Como mis propios fantasmas, esos figurines inverosímiles
evocan, de manera en sí misma realista, alguna época acrónica de lo imaginario
Son los antepasados instantáneos de los deseos que provocan
en la inocencia total de sus reencarnaciones o desplazamientos
desde su absoluta lejanía en blanco y negro
El beso final no ocurre en la pantalla
sino entre la pantalla y la media luz de la sala
un corte insubsanable en que se juntan y se besan el presente y el pasado: labios incompatibles
que ninguna comedia puede reunir.
Lo que me ata a la ciudad es todavía más irreal que ese beso
blanco, que connota glamour, escrito en la luz centelleante
(el placer del ojo en el paraíso de la visión artificial)

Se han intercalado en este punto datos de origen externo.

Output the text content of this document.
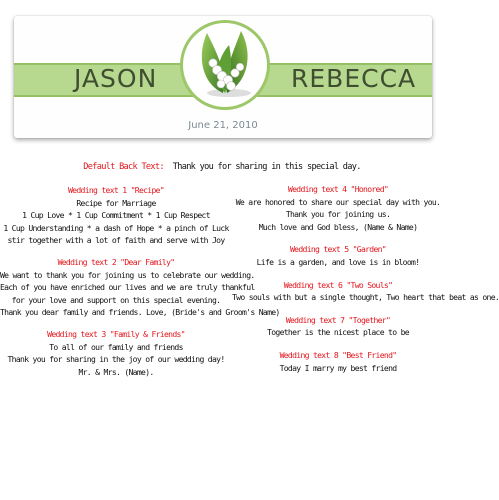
JASON	REBECCA
June 21, 2010
Default Back Text: Thank you for sharing in this special day.
Wedding text 1 "Recipe"
Recipe for Marriage
1 Cup Love * 1 Cup Commitment * 1 Cup Respect
1 Cup Understanding * a dash of Hope * a pinch of Luck
stir together with a lot of faith and serve with Joy
Wedding text 2 "Dear Family"
We want to thank you for joining us to celebrate our wedding.
Each of you have enriched our lives and we are truly thankful
for your love and support on this special evening.
Thank you dear family and friends. Love, (Bride's and Groom's Name)
Wedding text 3 "Family & Friends"
To all of our family and friends
Thank you for sharing in the joy of our wedding day!
Mr. & Mrs. (Name).
Wedding text 4 "Honored"
We are honored to share our special day with you.
Thank you for joining us.
Much love and God bless, (Name & Name)
Wedding text 5 "Garden"
Life is a garden, and love is in bloom!
Wedding text 6 "Two Souls"
Two souls with but a single thought, Two heart that beat as one.
Wedding text 7 "Together"
Together is the nicest place to be
Wedding text 8 "Best Friend"
Today I marry my best friend
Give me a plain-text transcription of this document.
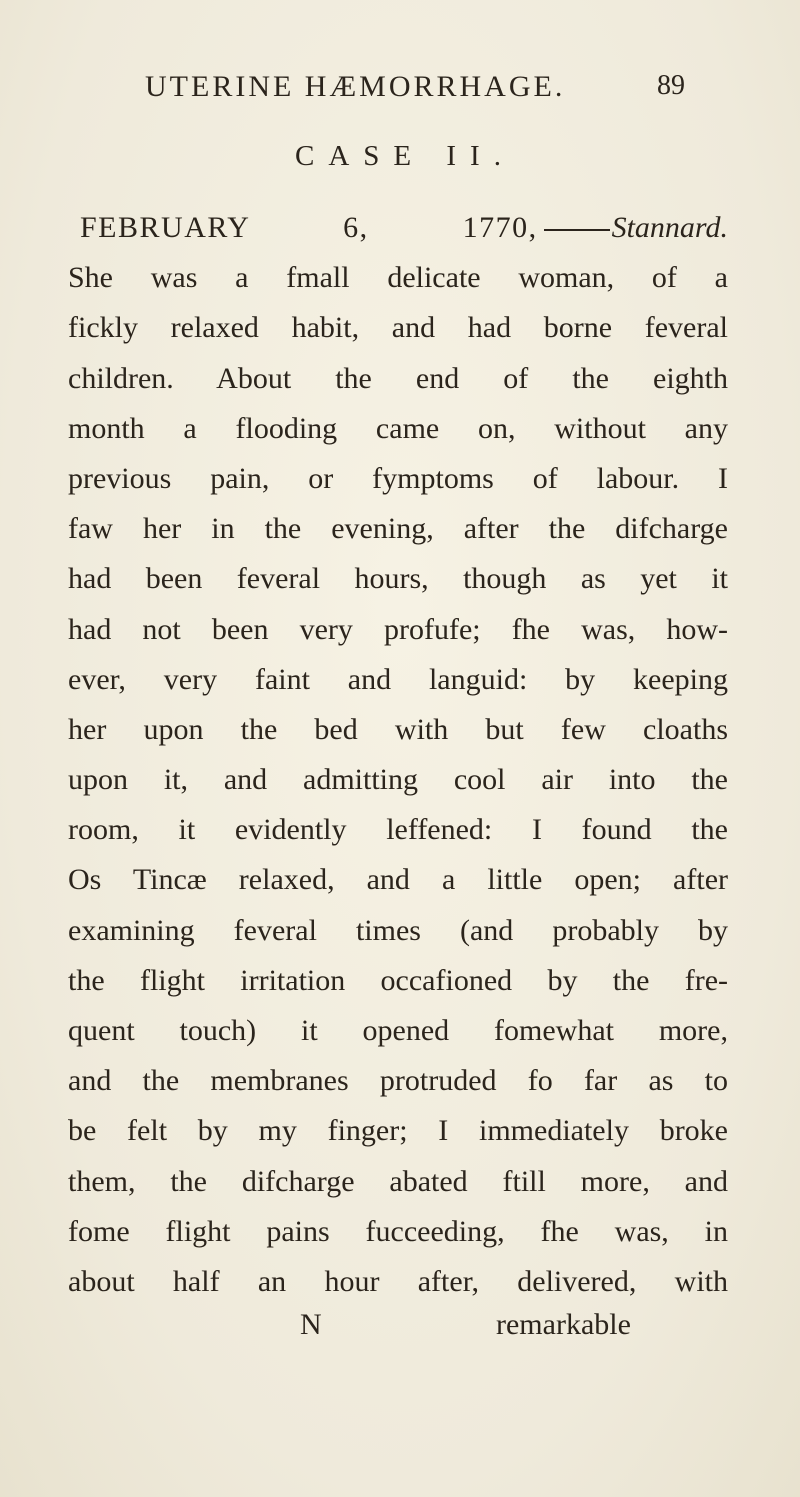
UTERINE HÆMORRHAGE.	89
CASE II.
FEBRUARY 6, 1770, Stannard.
She was a fmall delicate woman, of a
fickly relaxed habit, and had borne feveral
children. About the end of the eighth
month a flooding came on, without any
previous pain, or fymptoms of labour. I
faw her in the evening, after the difcharge
had been feveral hours, though as yet it
had not been very profufe; fhe was, how-
ever, very faint and languid: by keeping
her upon the bed with but few cloaths
upon it, and admitting cool air into the
room, it evidently leffened: I found the
Os Tincæ relaxed, and a little open; after
examining feveral times (and probably by
the flight irritation occafioned by the fre-
quent touch) it opened fomewhat more,
and the membranes protruded fo far as to
be felt by my finger; I immediately broke
them, the difcharge abated ftill more, and
fome flight pains fucceeding, fhe was, in
about half an hour after, delivered, with
N	remarkable
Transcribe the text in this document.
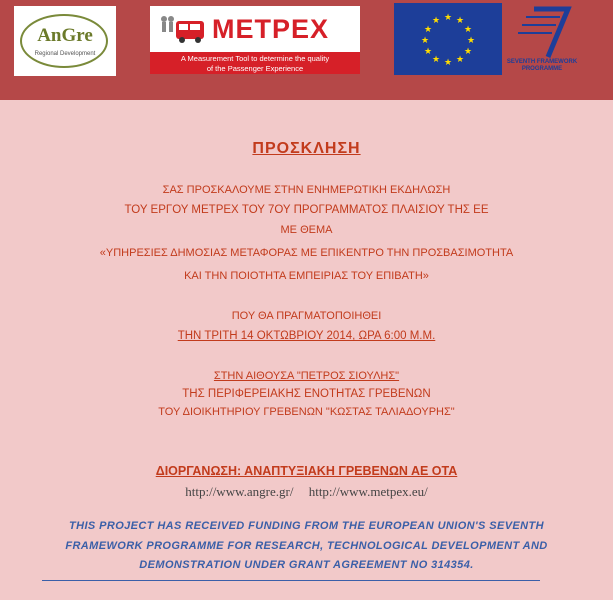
AnGre
Regional Development
METPEX
A Measurement Tool to determine the quality
of the Passenger Experience
★ ★
★
★
★
★
★
★
★
★
★
★
SEVENTH FRAMEWORK
PROGRAMME
ΠΡΟΣΚΛΗΣΗ
ΣΑΣ ΠΡΟΣΚΑΛΟΥΜΕ ΣΤΗΝ ΕΝΗΜΕΡΩΤΙΚΗ ΕΚΔΗΛΩΣΗ
ΤΟΥ ΕΡΓΟΥ METPEX ΤΟΥ 7ΟΥ ΠΡΟΓΡΑΜΜΑΤΟΣ ΠΛΑΙΣΙΟΥ ΤΗΣ ΕΕ
ΜΕ ΘΕΜΑ
«ΥΠΗΡΕΣΙΕΣ ΔΗΜΟΣΙΑΣ ΜΕΤΑΦΟΡΑΣ ΜΕ ΕΠΙΚΕΝΤΡΟ ΤΗΝ ΠΡΟΣΒΑΣΙΜΟΤΗΤΑ
ΚΑΙ ΤΗΝ ΠΟΙΟΤΗΤΑ ΕΜΠΕΙΡΙΑΣ ΤΟΥ ΕΠΙΒΑΤΗ»
ΠΟΥ ΘΑ ΠΡΑΓΜΑΤΟΠΟΙΗΘΕΙ
ΤΗΝ ΤΡΙΤΗ 14 ΟΚΤΩΒΡΙΟΥ 2014, ΩΡΑ 6:00 Μ.Μ.
ΣΤΗΝ ΑΙΘΟΥΣΑ "ΠΕΤΡΟΣ ΣΙΟΥΛΗΣ"
ΤΗΣ ΠΕΡΙΦΕΡΕΙΑΚΗΣ ΕΝΟΤΗΤΑΣ ΓΡΕΒΕΝΩΝ
ΤΟΥ ΔΙΟΙΚΗΤΗΡΙΟΥ ΓΡΕΒΕΝΩΝ "ΚΩΣΤΑΣ ΤΑΛΙΑΔΟΥΡΗΣ"
ΔΙΟΡΓΑΝΩΣΗ: ΑΝΑΠΤΥΞΙΑΚΗ ΓΡΕΒΕΝΩΝ ΑΕ ΟΤΑ
http://www.angre.gr/ http://www.metpex.eu/
THIS PROJECT HAS RECEIVED FUNDING FROM THE EUROPEAN UNION'S SEVENTH
FRAMEWORK PROGRAMME FOR RESEARCH, TECHNOLOGICAL DEVELOPMENT AND
DEMONSTRATION UNDER GRANT AGREEMENT NO 314354.
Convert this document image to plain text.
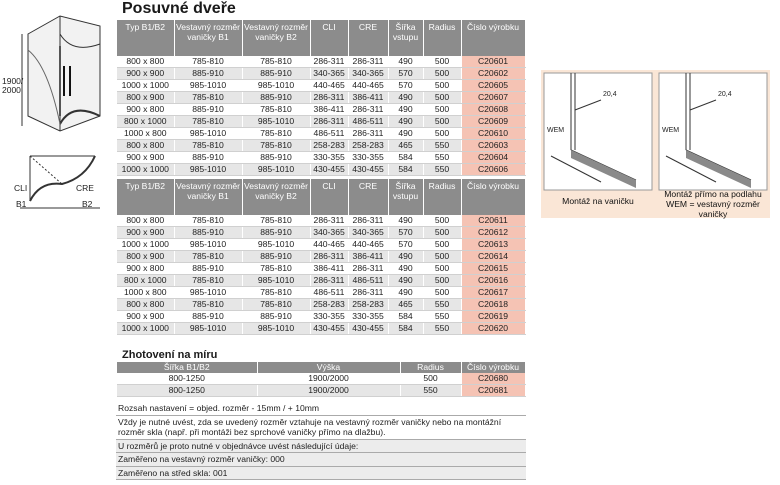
Posuvné dveře
1900/
2000
CLI	CRE
B1	B2
Typ B1/B2	Vestavný rozměr vaničky B1	Vestavný rozměr vaničky B2	CLI	CRE	Šířka vstupu	Radius	Číslo výrobku
800 x 800	785-810	785-810	286-311	286-311	490	500	C20601
900 x 900	885-910	885-910	340-365	340-365	570	500	C20602
1000 x 1000	985-1010	985-1010	440-465	440-465	570	500	C20605
800 x 900	785-810	885-910	286-311	386-411	490	500	C20607
900 x 800	885-910	785-810	386-411	286-311	490	500	C20608
800 x 1000	785-810	985-1010	286-311	486-511	490	500	C20609
1000 x 800	985-1010	785-810	486-511	286-311	490	500	C20610
800 x 800	785-810	785-810	258-283	258-283	465	550	C20603
900 x 900	885-910	885-910	330-355	330-355	584	550	C20604
1000 x 1000	985-1010	985-1010	430-455	430-455	584	550	C20606
Typ B1/B2	Vestavný rozměr vaničky B1	Vestavný rozměr vaničky B2	CLI	CRE	Šířka vstupu	Radius	Číslo výrobku
800 x 800	785-810	785-810	286-311	286-311	490	500	C20611
900 x 900	885-910	885-910	340-365	340-365	570	500	C20612
1000 x 1000	985-1010	985-1010	440-465	440-465	570	500	C20613
800 x 900	785-810	885-910	286-311	386-411	490	500	C20614
900 x 800	885-910	785-810	386-411	286-311	490	500	C20615
800 x 1000	785-810	985-1010	286-311	486-511	490	500	C20616
1000 x 800	985-1010	785-810	486-511	286-311	490	500	C20617
800 x 800	785-810	785-810	258-283	258-283	465	550	C20618
900 x 900	885-910	885-910	330-355	330-355	584	550	C20619
1000 x 1000	985-1010	985-1010	430-455	430-455	584	550	C20620
Zhotovení na míru
Šířka B1/B2	Výška	Radius	Číslo výrobku
800-1250	1900/2000	500	C20680
800-1250	1900/2000	550	C20681
Rozsah nastavení = objed. rozměr - 15mm / + 10mm
Vždy je nutné uvést, zda se uvedený rozměr vztahuje na vestavný rozměr vaničky nebo na montážní rozměr skla (např. při montáži bez sprchové vaničky přímo na dlažbu).
U rozměrů je proto nutné v objednávce uvést následující údaje:
Zaměřeno na vestavný rozměr vaničky: 000
Zaměřeno na střed skla: 001
20,4	20,4
WEM	WEM
Montáž na vaničku
Montáž přímo na podlahu WEM = vestavný rozměr vaničky
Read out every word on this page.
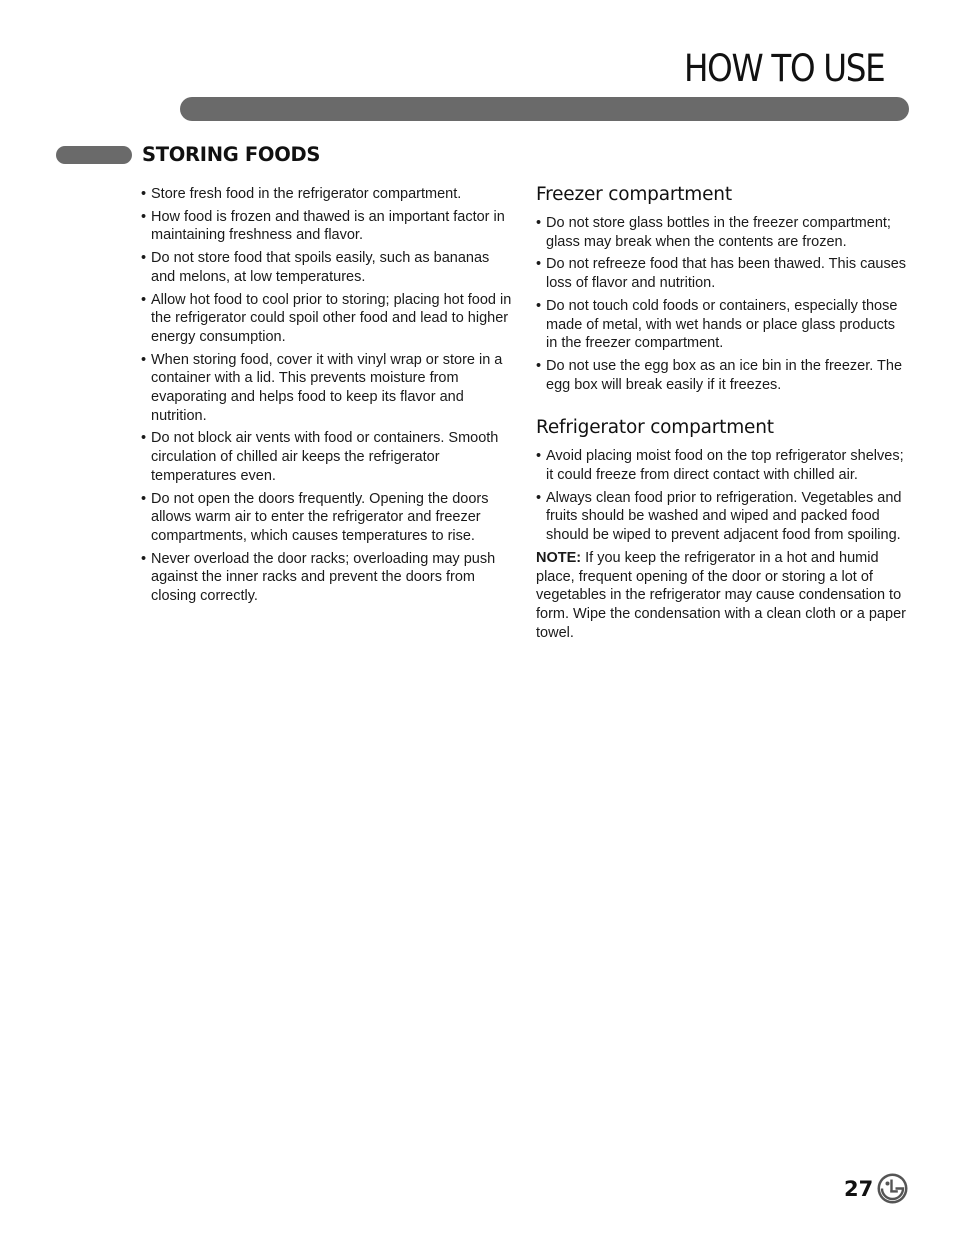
HOW TO USE
STORING FOODS
• Store fresh food in the refrigerator compartment.
• How food is frozen and thawed is an important factor in maintaining freshness and flavor.
• Do not store food that spoils easily, such as bananas and melons, at low temperatures.
• Allow hot food to cool prior to storing; placing hot food in the refrigerator could spoil other food and lead to higher energy consumption.
• When storing food, cover it with vinyl wrap or store in a container with a lid. This prevents moisture from evaporating and helps food to keep its flavor and nutrition.
• Do not block air vents with food or containers. Smooth circulation of chilled air keeps the refrigerator temperatures even.
• Do not open the doors frequently. Opening the doors allows warm air to enter the refrigerator and freezer compartments, which causes temperatures to rise.
• Never overload the door racks; overloading may push against the inner racks and prevent the doors from closing correctly.
Freezer compartment
• Do not store glass bottles in the freezer compartment; glass may break when the contents are frozen.
• Do not refreeze food that has been thawed. This causes loss of flavor and nutrition.
• Do not touch cold foods or containers, especially those made of metal, with wet hands or place glass products in the freezer compartment.
• Do not use the egg box as an ice bin in the freezer. The egg box will break easily if it freezes.
Refrigerator compartment
• Avoid placing moist food on the top refrigerator shelves; it could freeze from direct contact with chilled air.
• Always clean food prior to refrigeration. Vegetables and fruits should be washed and wiped and packed food should be wiped to prevent adjacent food from spoiling.
NOTE: If you keep the refrigerator in a hot and humid place, frequent opening of the door or storing a lot of vegetables in the refrigerator may cause condensation to form. Wipe the condensation with a clean cloth or a paper towel.
27
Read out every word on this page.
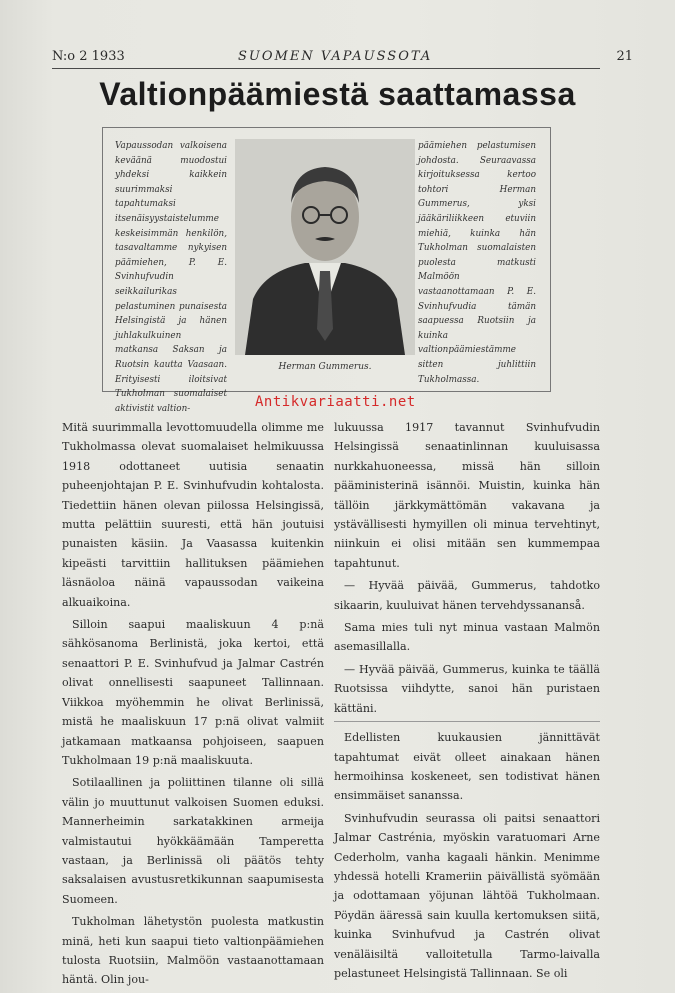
N:o 2 1933	SUOMEN VAPAUSSOTA	21
Valtionpäämiestä saattamassa
Vapaussodan valkoisena keväänä muodostui yhdeksi kaikkein suurimmaksi tapahtumaksi itsenäisyystaistelumme keskeisimmän henkilön, tasavaltamme nykyisen päämiehen, P. E. Svinhufvudin seikkailurikas pelastuminen punaisesta Helsingistä ja hänen juhlakulkuinen matkansa Saksan ja Ruotsin kautta Vaasaan. Erityisesti iloitsivat Tukholman suomalaiset aktivistit valtion-
päämiehen pelastumisen johdosta. Seuraavassa kirjoituksessa kertoo tohtori Herman Gummerus, yksi jääkäriliikkeen etuviin miehiä, kuinka hän Tukholman suomalaisten puolesta matkusti Malmöön vastaanottamaan P. E. Svinhufvudia tämän saapuessa Ruotsiin ja kuinka valtionpäämiestämme sitten juhlittiin Tukholmassa.
Herman Gummerus.
Antikvariaatti.net

Mitä suurimmalla levottomuudella olimme me Tukholmassa olevat suomalaiset helmikuussa 1918 odottaneet uutisia senaatin puheenjohtajan P. E. Svinhufvudin kohtalosta. Tiedettiin hänen olevan piilossa Helsingissä, mutta pelättiin suuresti, että hän joutuisi punaisten käsiin. Ja Vaasassa kuitenkin kipeästi tarvittiin hallituksen päämiehen läsnäoloa näinä vapaussodan vaikeina alkuaikoina.

Silloin saapui maaliskuun 4 p:nä sähkösanoma Berlinistä, joka kertoi, että senaattori P. E. Svinhufvud ja Jalmar Castrén olivat onnellisesti saapuneet Tallinnaan. Viikkoa myöhemmin he olivat Berlinissä, mistä he maaliskuun 17 p:nä olivat valmiit jatkamaan matkaansa pohjoiseen, saapuen Tukholmaan 19 p:nä maaliskuuta.

Sotilaallinen ja poliittinen tilanne oli sillä välin jo muuttunut valkoisen Suomen eduksi. Mannerheimin sarkatakkinen armeija valmistautui hyökkäämään Tamperetta vastaan, ja Berlinissä oli päätös tehty saksalaisen avustusretkikunnan saapumisesta Suomeen.

Tukholman lähetystön puolesta matkustin minä, heti kun saapui tieto valtionpäämiehen tulosta Ruotsiin, Malmöön vastaanottamaan häntä. Olin jou-

lukuussa 1917 tavannut Svinhufvudin Helsingissä senaatinlinnan kuuluisassa nurkkahuoneessa, missä hän silloin pääministerinä isännöi. Muistin, kuinka hän tällöin järkkymättömän vakavana ja ystävällisesti hymyillen oli minua tervehtinyt, niinkuin ei olisi mitään sen kummempaa tapahtunut.

— Hyvää päivää, Gummerus, tahdotko sikaarin, kuuluivat hänen tervehdyssananså.

Sama mies tuli nyt minua vastaan Malmön asemasillalla.

— Hyvää päivää, Gummerus, kuinka te täällä Ruotsissa viihdytte, sanoi hän puristaen kättäni.

Edellisten kuukausien jännittävät tapahtumat eivät olleet ainakaan hänen hermoihinsa koskeneet, sen todistivat hänen ensimmäiset sananssa.

Svinhufvudin seurassa oli paitsi senaattori Jalmar Castrénia, myöskin varatuomari Arne Cederholm, vanha kagaali hänkin. Menimme yhdessä hotelli Krameriin päivällistä syömään ja odottamaan yöjunan lähtöä Tukholmaan. Pöydän ääressä sain kuulla kertomuksen siitä, kuinka Svinhufvud ja Castrén olivat venäläisiltä valloitetulla Tarmo-laivalla pelastuneet Helsingistä Tallinnaan. Se oli
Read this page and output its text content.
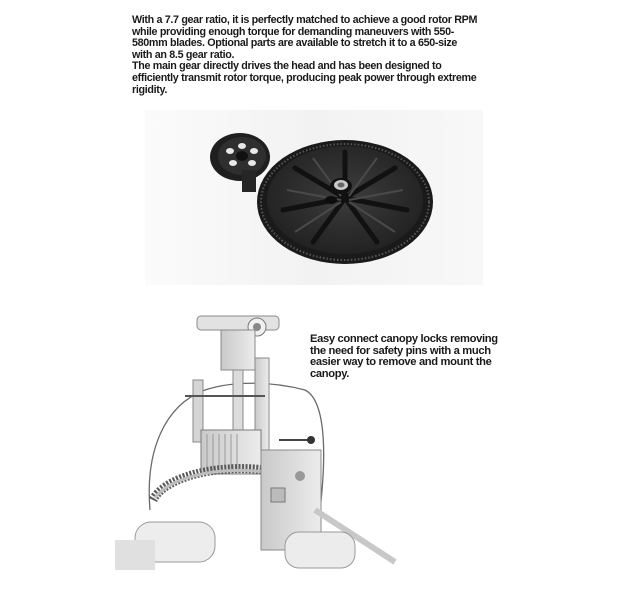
With a 7.7 gear ratio, it is perfectly matched to achieve a good rotor RPM while providing enough torque for demanding maneuvers with 550-580mm blades. Optional parts are available to stretch it to a 650-size with an 8.5 gear ratio.

The main gear directly drives the head and has been designed to efficiently transmit rotor torque, producing peak power through extreme rigidity.

Easy connect canopy locks removing the need for safety pins with a much easier way to remove and mount the canopy.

haciendo el reconocimiento de cómo es lo que no es
hic et nunc, en el Blecker Cinema
Esta ciudad no existe para mí y yo no existo para ella
allí, en ese punto en que los tiempos convergen
bajo la especie de la Duración
Existe para mí, en cambio, en la medida en que logro destemporizarla
desalojarla, por unos contrasegundos, de la convención que marca el reloj
con sus pasitos de gato en la rutina del living
Trabajo que Hércules no se soñaba
en franca competencia con la Meditación Trascendental
Si yo lo consiguiera, sentiría apoyarse desaprensivamente en mi brazo
(el de Cary Grant) la mano enguantada
pronta a desaparecer, de una muerta: Irene Dunne
—Frisson Nouveau— y entre la pantalla y la media luz de la sala
(borrado ya del tiempo el día de mi partida:
dos de enero de mil novecientos ochenta y uno)
Se tocarían (no) como para cualesquiera de los espectadores
—gatos descongelados en el invierno de Nueva York—
pasado, presente y futuro
en una unidad de medida que reúna esos tiempos incompatibles
para ellos y para mí, pero no para ellos: los veros vecinos de Washington Square.
A diferencia mía ellos permanecerán, de hecho, en la ciudad, con el aval de sus antepasados
a quienes, a lo mejor, pusieron en subasta
por unos centavos
y que yo mismo adquirí en una barraca.
De una memoria de la que mi memoria se hace cargo
en la borrada fecha del dos de enero, mi cuerpo tomará el avión
para hacer, en los meros hechos, de algunas calles cuyos nombres ya no recuerdo
y de ciertos rincones que nadie volverá a ver
recuerdos sin objeto ni sujeto
Eso en lo que concierne a mi cuerpo, mientras el invisible ciudadano de esos rincones y esas calles
tan innotorio como lo son, al fin y al cabo, entre sí
diez millones de habitantes
seguirá aquí, delegado por la memoria
que llega a la aberración y toma entonces
no sólo la forma de mi sombra:
mi existencia hecha de algo que se le parezca
Ese doble abrirá en mí un hueco que yo mismo no podría llenar
con las anotaciones de mi diario de viajes
No me proporcionará los estímulos a los que necesite responder
cuando me pregunten en mi pueblo por la Megalópolis
Vivirá en mí de ella, simplemente, como el huésped del mesonero
coadyuvando a que mi vida sea
una versión del discours sur le peu de realité
Porque la realidad estará allí donde ese parásito del ser se pasee gozando de su inanidad
en tanto miseria sonora de estos versos y más allá del lenguaje
y de la vida que me sustraiga mañana cuando como un cuerpo sin la mitad de su alma
despojado del terror que fascina, habite
en cualesquiera de esas medio-ciudades, defectuosas copias de Manhattan
y, por lo tanto, ruinas —nuestros nidos—
antes, después y durante su construcción
algunos de mis puntos de destino
cuando me vaya y no me vaya de aquí.